The ruling by the Court of Justice of the European Union (CJEU) in May of this year, which has now become known as ‘the right to be forgotten’ ruling, continues to raise comment in the press and on the web. The thread that seems to run through much of the comment frankly reads a bit like a petulant child having its sweets removed. A little bit of clarity and distance is required.
First lets be clear about this – not everything that comes out of the European Union is clearly bad, but equally not everything is clearly good. In this particular case, the judgment from case C -131/12 in trying cover all bases has ended up being less than ideally clear and is creating problems for search engines operating in Europe. But why should we care?
The problem is that it is trying to do two things at once: protect the privacy rights of the individual AND protect the right of the public to know when information about an individual is of genuine public interest. That is, public interest, not interest of the public. Prurient curiosity is not a good enough reason to need to know.
This is an argument that has been explored ad nauseam in the Leveson enquiry of course and this is of great interest to public figures and press alike. It is of less interest to other ‘private’ people, until of course spurios accusations are made about them on the internet, or in the press. Private individuals generally do not have the resources, or knowledge, to defend themselves effectively in such cases and the CJEU have, with this ruling, made an attempt to help us normal folk out.
So why the hoohah? Well the primary argument is that individuals with information about them on the internet that is of genuine public interest, can request to have that information removed from the indexes of the search engines operating in Europe – there have been thousands of such applications. The secondary argument is that private organisations such as Google, Bing and Yahoo can now decide what we can and cannot see on the internet.
The third argument against this ruling is that it is ineffective anyway as European users can now switch to the international version of the search engine instead of their country focused one. Google has even helpfully now added a google.com link on the bottom of the google.co.uk home page to make this a bit easier.
Let’s work through this. Firstly, individuals wanting to have information about them removed from the index is the whole point. However, there are some issues being conveniently being forgotten by the protesters. That is, the search engines can refuse to remove anything deemed to be genuinely in the public interest. Parties wishing for index information to be removed must then fall back on the information commissioner equivalent in their own country.
To be clear, the CJEU judgement does not say remove the information from the internet, simply from the search engine’s index. How it got into that index in the first place is, in detail, a commercial secret that none of the search engines want to fully reveal. Even if anyone succeeds in having their information removed from the search engine index, the information will remain on the internet, possibly linked up from other sites that continue to be indexed well, but for other reasons. The removal of that source information will be a whole other battle which will often have the unintended consequence of bringing to the fore information that was, in fact, forgotten anyway.

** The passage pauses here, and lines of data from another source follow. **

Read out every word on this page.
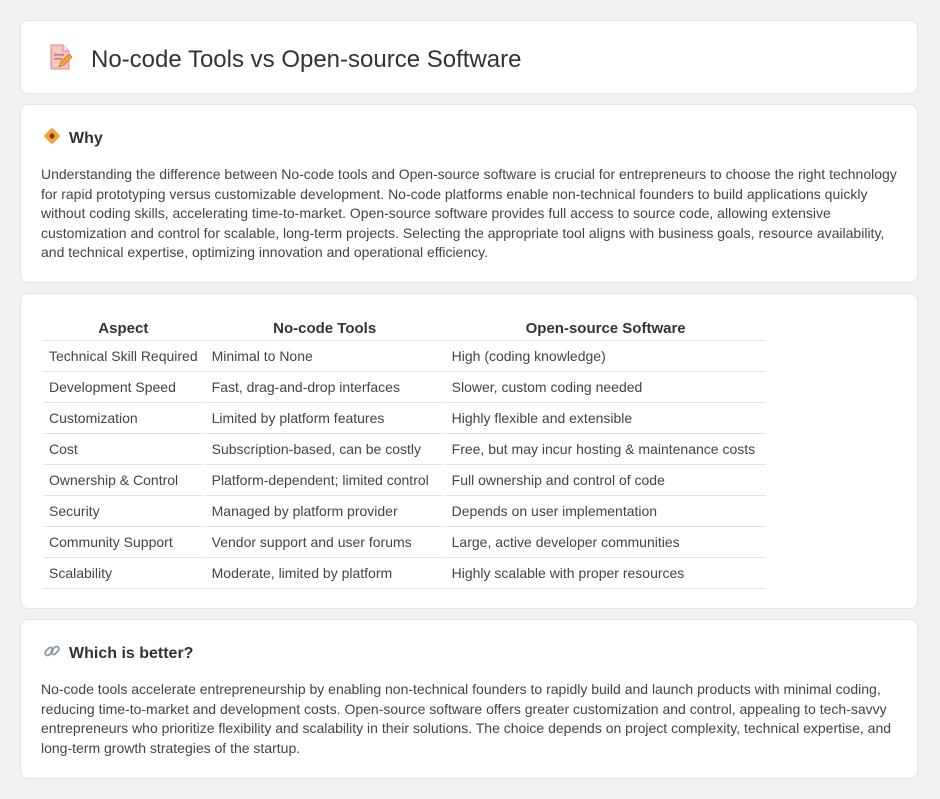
No-code Tools vs Open-source Software
Why

Understanding the difference between No-code tools and Open-source software is crucial for entrepreneurs to choose the right technology for rapid prototyping versus customizable development. No-code platforms enable non-technical founders to build applications quickly without coding skills, accelerating time-to-market. Open-source software provides full access to source code, allowing extensive customization and control for scalable, long-term projects. Selecting the appropriate tool aligns with business goals, resource availability, and technical expertise, optimizing innovation and operational efficiency.

Aspect	No-code Tools	Open-source Software
Technical Skill Required	Minimal to None	High (coding knowledge)
Development Speed	Fast, drag-and-drop interfaces	Slower, custom coding needed
Customization	Limited by platform features	Highly flexible and extensible
Cost	Subscription-based, can be costly	Free, but may incur hosting & maintenance costs
Ownership & Control	Platform-dependent; limited control	Full ownership and control of code
Security	Managed by platform provider	Depends on user implementation
Community Support	Vendor support and user forums	Large, active developer communities
Scalability	Moderate, limited by platform	Highly scalable with proper resources
Which is better?

No-code tools accelerate entrepreneurship by enabling non-technical founders to rapidly build and launch products with minimal coding, reducing time-to-market and development costs. Open-source software offers greater customization and control, appealing to tech-savvy entrepreneurs who prioritize flexibility and scalability in their solutions. The choice depends on project complexity, technical expertise, and long-term growth strategies of the startup.
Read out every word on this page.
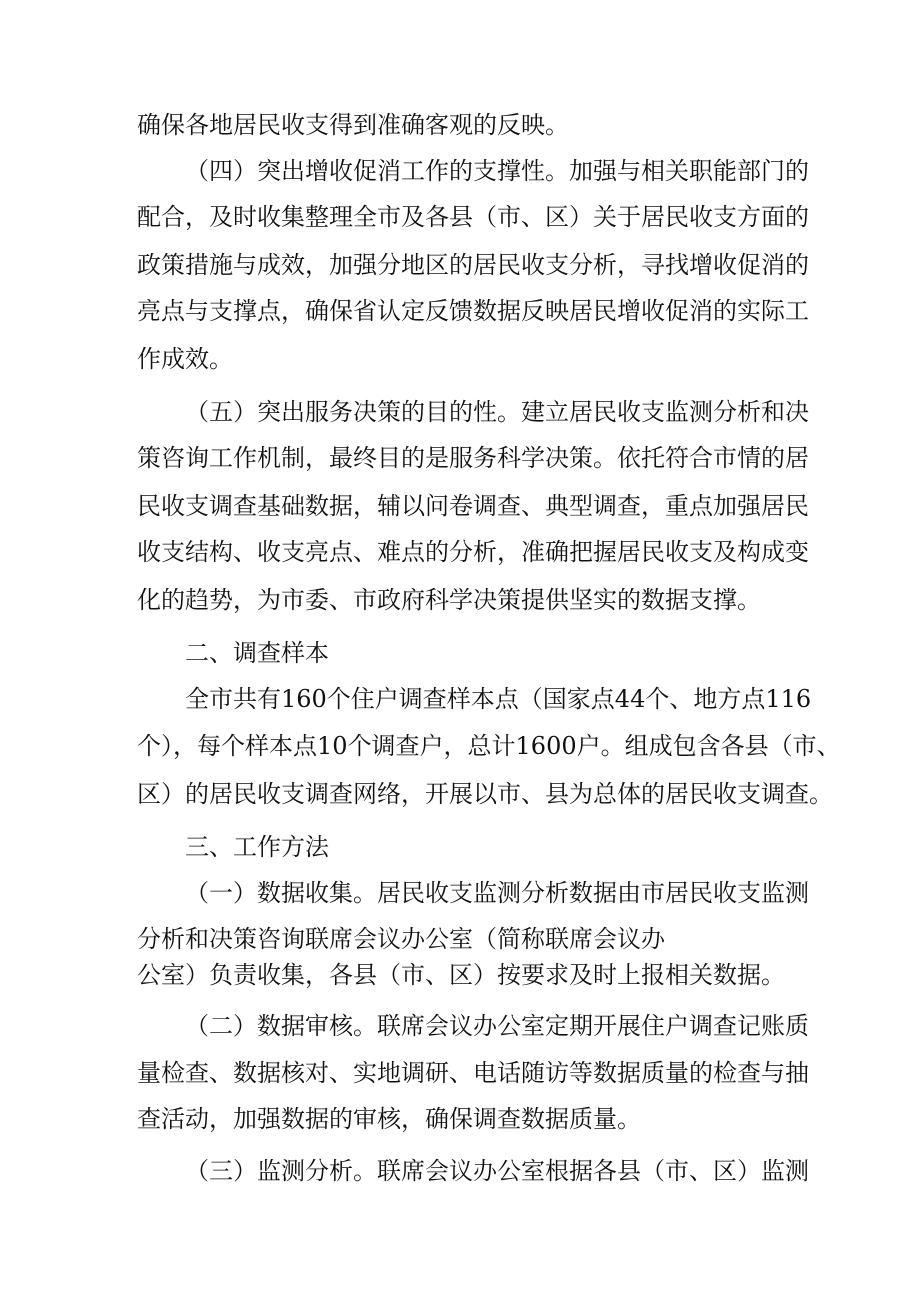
确保各地居民收支得到准确客观的反映。
（四）突出增收促消工作的支撑性。加强与相关职能部门的
配合，及时收集整理全市及各县（市、区）关于居民收支方面的
政策措施与成效，加强分地区的居民收支分析，寻找增收促消的
亮点与支撑点，确保省认定反馈数据反映居民增收促消的实际工
作成效。
（五）突出服务决策的目的性。建立居民收支监测分析和决
策咨询工作机制，最终目的是服务科学决策。依托符合市情的居
民收支调查基础数据，辅以问卷调查、典型调查，重点加强居民
收支结构、收支亮点、难点的分析，准确把握居民收支及构成变
化的趋势，为市委、市政府科学决策提供坚实的数据支撑。
二、调查样本
全市共有160个住户调查样本点（国家点44个、地方点116
个），每个样本点10个调查户，总计1600户。组成包含各县（市、
区）的居民收支调查网络，开展以市、县为总体的居民收支调查。
三、工作方法
（一）数据收集。居民收支监测分析数据由市居民收支监测
分析和决策咨询联席会议办公室（简称联席会议办
公室）负责收集，各县（市、区）按要求及时上报相关数据。
（二）数据审核。联席会议办公室定期开展住户调查记账质
量检查、数据核对、实地调研、电话随访等数据质量的检查与抽
查活动，加强数据的审核，确保调查数据质量。
（三）监测分析。联席会议办公室根据各县（市、区）监测
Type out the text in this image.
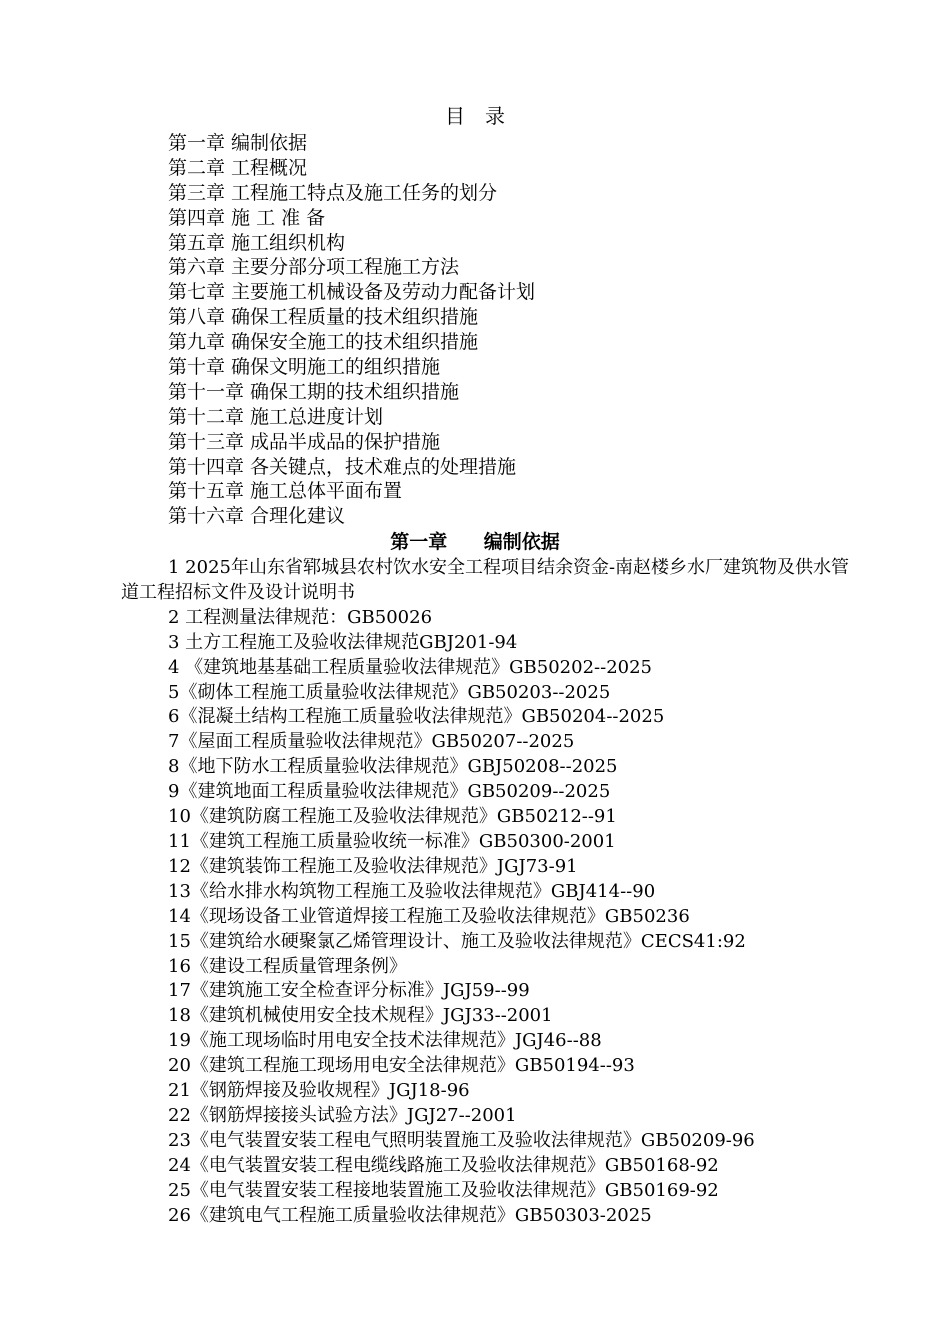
目　录
第一章 编制依据
第二章 工程概况
第三章 工程施工特点及施工任务的划分
第四章 施 工 准 备
第五章 施工组织机构
第六章 主要分部分项工程施工方法
第七章 主要施工机械设备及劳动力配备计划
第八章 确保工程质量的技术组织措施
第九章 确保安全施工的技术组织措施
第十章 确保文明施工的组织措施
第十一章 确保工期的技术组织措施
第十二章 施工总进度计划
第十三章 成品半成品的保护措施
第十四章 各关键点，技术难点的处理措施
第十五章 施工总体平面布置
第十六章 合理化建议
第一章 编制依据
1 2025年山东省郓城县农村饮水安全工程项目结余资金-南赵楼乡水厂建筑物及供水管道工程招标文件及设计说明书
2 工程测量法律规范：GB50026
3 土方工程施工及验收法律规范GBJ201-94
4 《建筑地基基础工程质量验收法律规范》GB50202--2025
5《砌体工程施工质量验收法律规范》GB50203--2025
6《混凝土结构工程施工质量验收法律规范》GB50204--2025
7《屋面工程质量验收法律规范》GB50207--2025
8《地下防水工程质量验收法律规范》GBJ50208--2025
9《建筑地面工程质量验收法律规范》GB50209--2025
10《建筑防腐工程施工及验收法律规范》GB50212--91
11《建筑工程施工质量验收统一标准》GB50300-2001
12《建筑装饰工程施工及验收法律规范》JGJ73-91
13《给水排水构筑物工程施工及验收法律规范》GBJ414--90
14《现场设备工业管道焊接工程施工及验收法律规范》GB50236
15《建筑给水硬聚氯乙烯管理设计、施工及验收法律规范》CECS41:92
16《建设工程质量管理条例》
17《建筑施工安全检查评分标准》JGJ59--99
18《建筑机械使用安全技术规程》JGJ33--2001
19《施工现场临时用电安全技术法律规范》JGJ46--88
20《建筑工程施工现场用电安全法律规范》GB50194--93
21《钢筋焊接及验收规程》JGJ18-96
22《钢筋焊接接头试验方法》JGJ27--2001
23《电气装置安装工程电气照明装置施工及验收法律规范》GB50209-96
24《电气装置安装工程电缆线路施工及验收法律规范》GB50168-92
25《电气装置安装工程接地装置施工及验收法律规范》GB50169-92
26《建筑电气工程施工质量验收法律规范》GB50303-2025
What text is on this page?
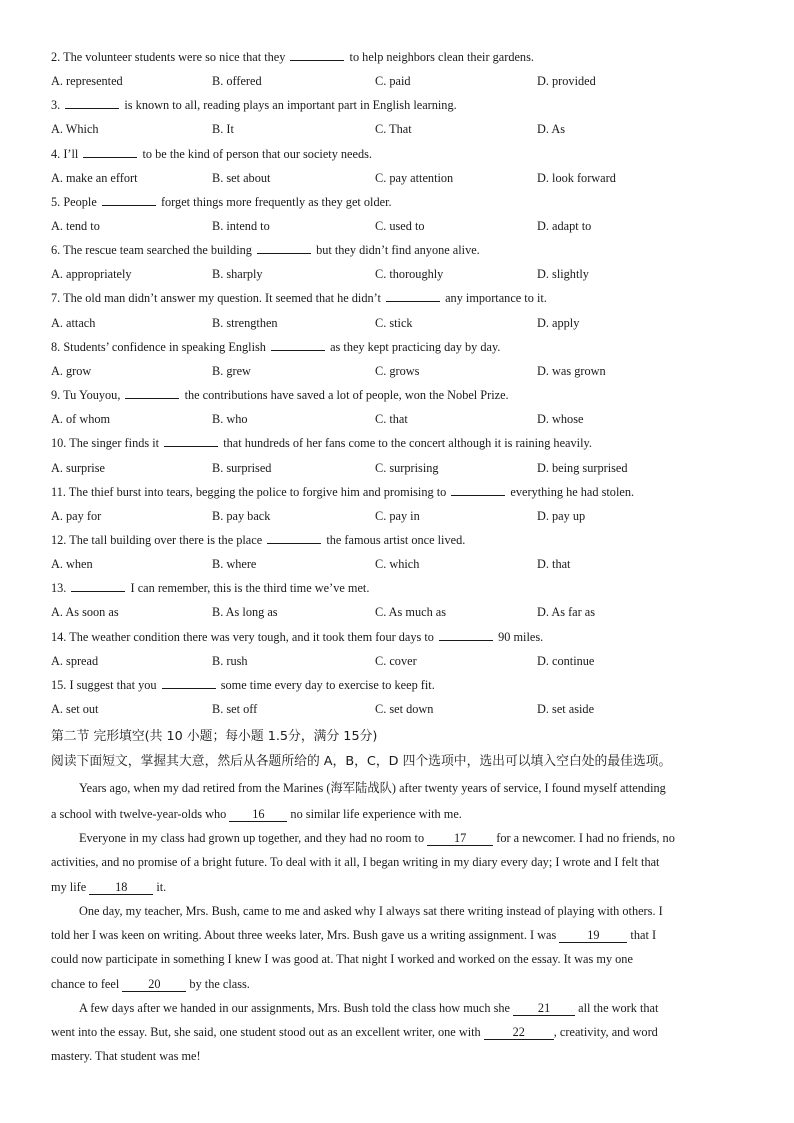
2. The volunteer students were so nice that they	to help neighbors clean their gardens.
A. represented	B. offered	C. paid	D. provided
3.	is known to all, reading plays an important part in English learning.
A. Which	B. It	C. That	D. As
4. I’ll	to be the kind of person that our society needs.
A. make an effort	B. set about	C. pay attention	D. look forward
5. People	forget things more frequently as they get older.
A. tend to	B. intend to	C. used to	D. adapt to
6. The rescue team searched the building	but they didn’t find anyone alive.
A. appropriately	B. sharply	C. thoroughly	D. slightly
7. The old man didn’t answer my question. It seemed that he didn’t	any importance to it.
A. attach	B. strengthen	C. stick	D. apply
8. Students’ confidence in speaking English	as they kept practicing day by day.
A. grow	B. grew	C. grows	D. was grown
9. Tu Youyou,	the contributions have saved a lot of people, won the Nobel Prize.
A. of whom	B. who	C. that	D. whose
10. The singer finds it	that hundreds of her fans come to the concert although it is raining heavily.
A. surprise	B. surprised	C. surprising	D. being surprised
11. The thief burst into tears, begging the police to forgive him and promising to	everything he had stolen.
A. pay for	B. pay back	C. pay in	D. pay up
12. The tall building over there is the place	the famous artist once lived.
A. when	B. where	C. which	D. that
13.	I can remember, this is the third time we’ve met.
A. As soon as	B. As long as	C. As much as	D. As far as
14. The weather condition there was very tough, and it took them four days to	90 miles.
A. spread	B. rush	C. cover	D. continue
15. I suggest that you	some time every day to exercise to keep fit.
A. set out	B. set off	C. set down	D. set aside
第二节 完形填空(共 10 小题；每小题 1.5分，满分 15分)
阅读下面短文，掌握其大意，然后从各题所给的 A，B，C，D 四个选项中，选出可以填入空白处的最佳选项。
Years ago, when my dad retired from the Marines (海军陆战队) after twenty years of service, I found myself attending
a school with twelve-year-olds who 16 no similar life experience with me.
Everyone in my class had grown up together, and they had no room to 17 for a newcomer. I had no friends, no
activities, and no promise of a bright future. To deal with it all, I began writing in my diary every day; I wrote and I felt that
my life 18 it.
One day, my teacher, Mrs. Bush, came to me and asked why I always sat there writing instead of playing with others. I
told her I was keen on writing. About three weeks later, Mrs. Bush gave us a writing assignment. I was 19 that I
could now participate in something I knew I was good at. That night I worked and worked on the essay. It was my one
chance to feel 20 by the class.
A few days after we handed in our assignments, Mrs. Bush told the class how much she 21 all the work that
went into the essay. But, she said, one student stood out as an excellent writer, one with 22 , creativity, and word
mastery. That student was me!
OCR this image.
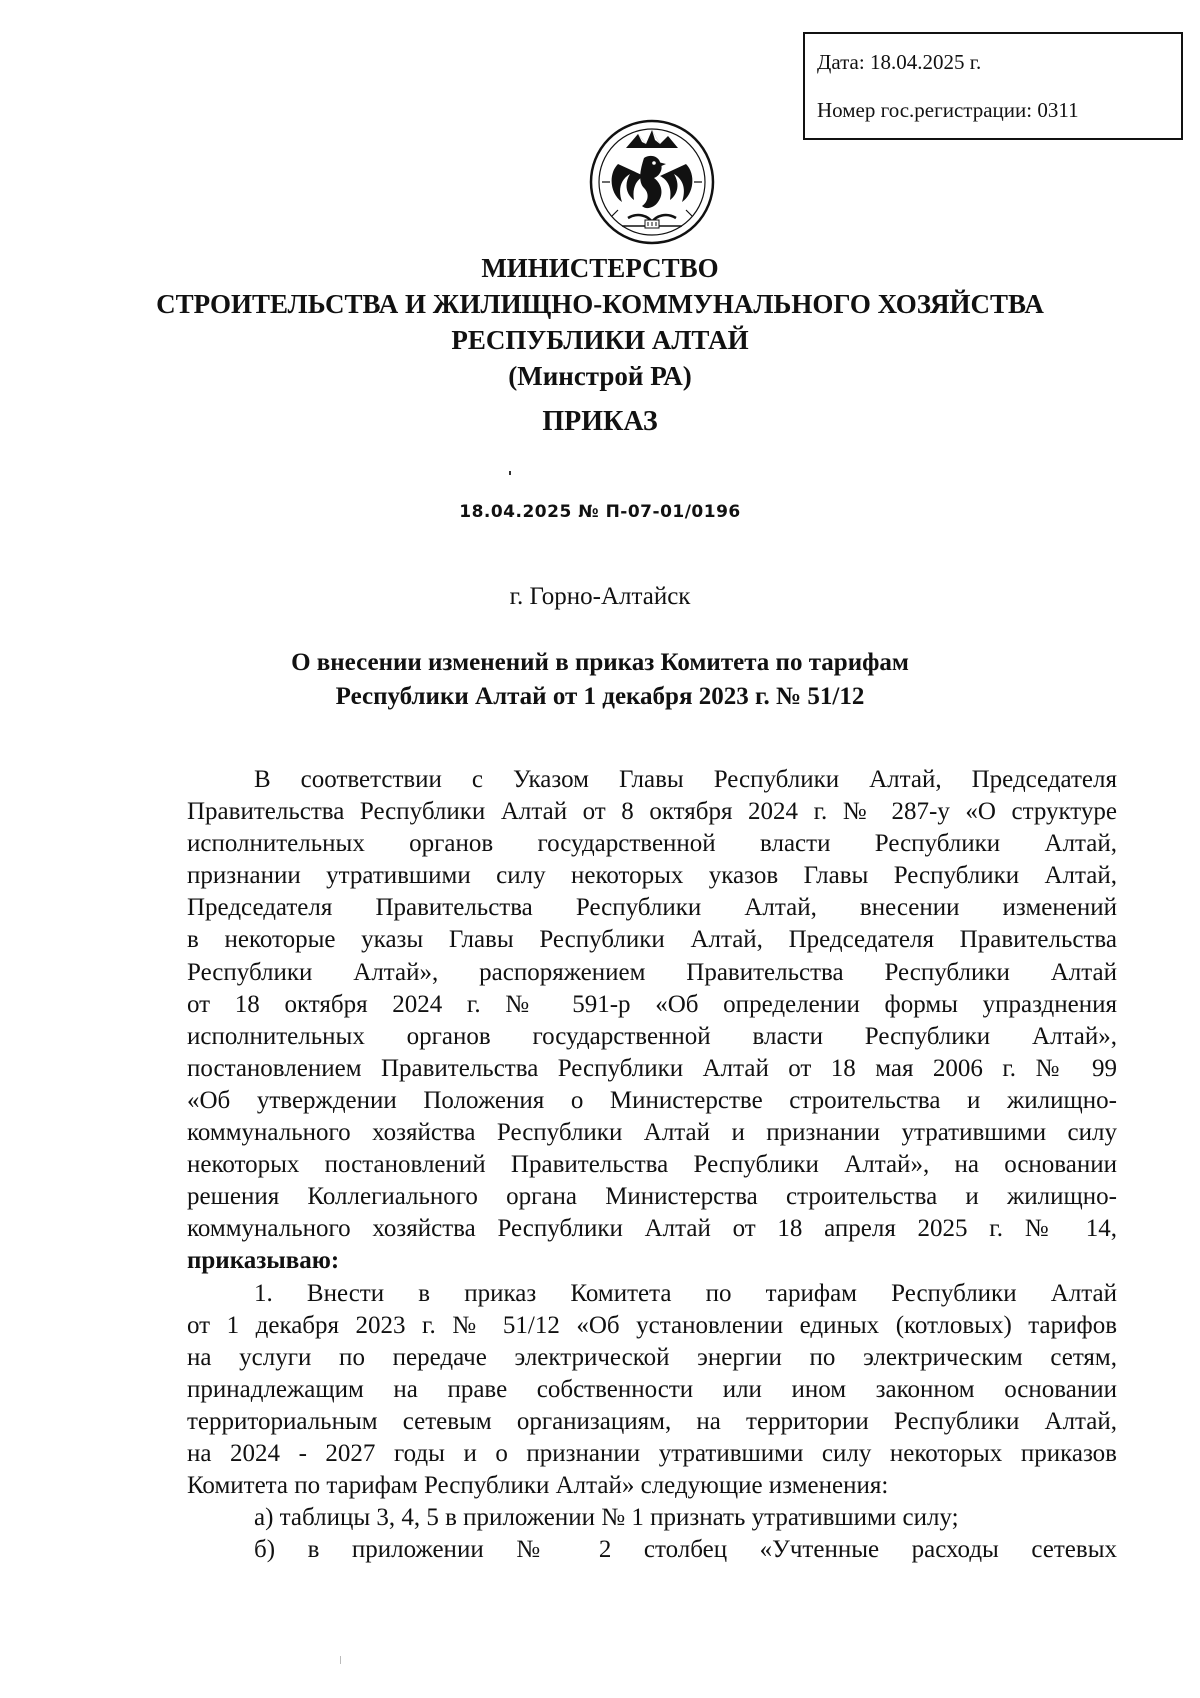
Дата: 18.04.2025 г.
Номер гос.регистрации: 0311
МИНИСТЕРСТВО
СТРОИТЕЛЬСТВА И ЖИЛИЩНО-КОММУНАЛЬНОГО ХОЗЯЙСТВА
РЕСПУБЛИКИ АЛТАЙ
(Минстрой РА)
ПРИКАЗ
18.04.2025 № П-07-01/0196
г. Горно-Алтайск
О внесении изменений в приказ Комитета по тарифам
Республики Алтай от 1 декабря 2023 г. № 51/12
В соответствии с Указом Главы Республики Алтай, Председателя
Правительства Республики Алтай от 8 октября 2024 г. № 287-у «О структуре
исполнительных органов государственной власти Республики Алтай,
признании утратившими силу некоторых указов Главы Республики Алтай,
Председателя Правительства Республики Алтай, внесении изменений
в некоторые указы Главы Республики Алтай, Председателя Правительства
Республики Алтай», распоряжением Правительства Республики Алтай
от 18 октября 2024 г. № 591-р «Об определении формы упразднения
исполнительных органов государственной власти Республики Алтай»,
постановлением Правительства Республики Алтай от 18 мая 2006 г. № 99
«Об утверждении Положения о Министерстве строительства и жилищно-
коммунального хозяйства Республики Алтай и признании утратившими силу
некоторых постановлений Правительства Республики Алтай», на основании
решения Коллегиального органа Министерства строительства и жилищно-
коммунального хозяйства Республики Алтай от 18 апреля 2025 г. № 14,
приказываю:
1. Внести в приказ Комитета по тарифам Республики Алтай
от 1 декабря 2023 г. № 51/12 «Об установлении единых (котловых) тарифов
на услуги по передаче электрической энергии по электрическим сетям,
принадлежащим на праве собственности или ином законном основании
территориальным сетевым организациям, на территории Республики Алтай,
на 2024 - 2027 годы и о признании утратившими силу некоторых приказов
Комитета по тарифам Республики Алтай» следующие изменения:
а) таблицы 3, 4, 5 в приложении № 1 признать утратившими силу;
б) в приложении № 2 столбец «Учтенные расходы сетевых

Jimmy Wales, the founder of Wikipedia last week warned against private companies such as Google being forced to censor history. But hey, guess what Jimmy, they already do and have been doing it for some time without any regulation, in their own way, following their own rules about what can and cannot be seen. These rules are only semi transparent, the final detail is completely opaque and they change them on a pretty regular basis, on a whim, without any warning, often with dire commercial and financial consequences for any business that is substantially dependent upon internet sales channels.
With respect to being able to get around the judgement, oddly enough here we have some real benefit. In recent times, Google in particular has made it more and more difficult to get a clear perspective on what a search result really is. Factors are put into the equation such as the searcher’s location and past search history. By location I mean right down to the locality not just the country. This means if you type in a search for (say) electrical services here in sunny Sunderland, you will get a different result to the one you will get if you type the same thing in Wolverhampton. Attempts to get around this by using the international site were in the past thwarted and the normal user was forced to their own country’s version whether they wanted to or not. This judgement has reversed that, in effect forcing Google to now give access to the international view to those that want it. This has got to be a good thing.
It is these search companies that decide what is to be known and how prominent that information should be in searches. They are already in control. This CJEU judgement seeks to pull some of that control back to the individual. It is fair to say that in doing so it has handed the primary decision back to the very organisations it is trying regulate, but nonetheless it still provides a real route of redress for genuine victims aswell as criminals and fraudsters. More particularly it has delivered a little more control back to the public user and reversed (if even just temporarily) a trend of private companies making completely opaque, unilateral decisions about what can and cannot be seen without any hope of error correction from the little man.
Just twenty years ago, pretty much everything was a secret until the press decided to reveal it, or single minded seekers of truth trawled though archives and records in public libraries. Now everything has to be public and, it seems, everyone has to know everything about everyone else. The individual’s right to say no to that new situation has been limited by an opaque indexing system controlled by private companies all with head offices in the USA.
The ‘the right to be forgotten’ ruling from the CJEU has clawed some of that right back – for now.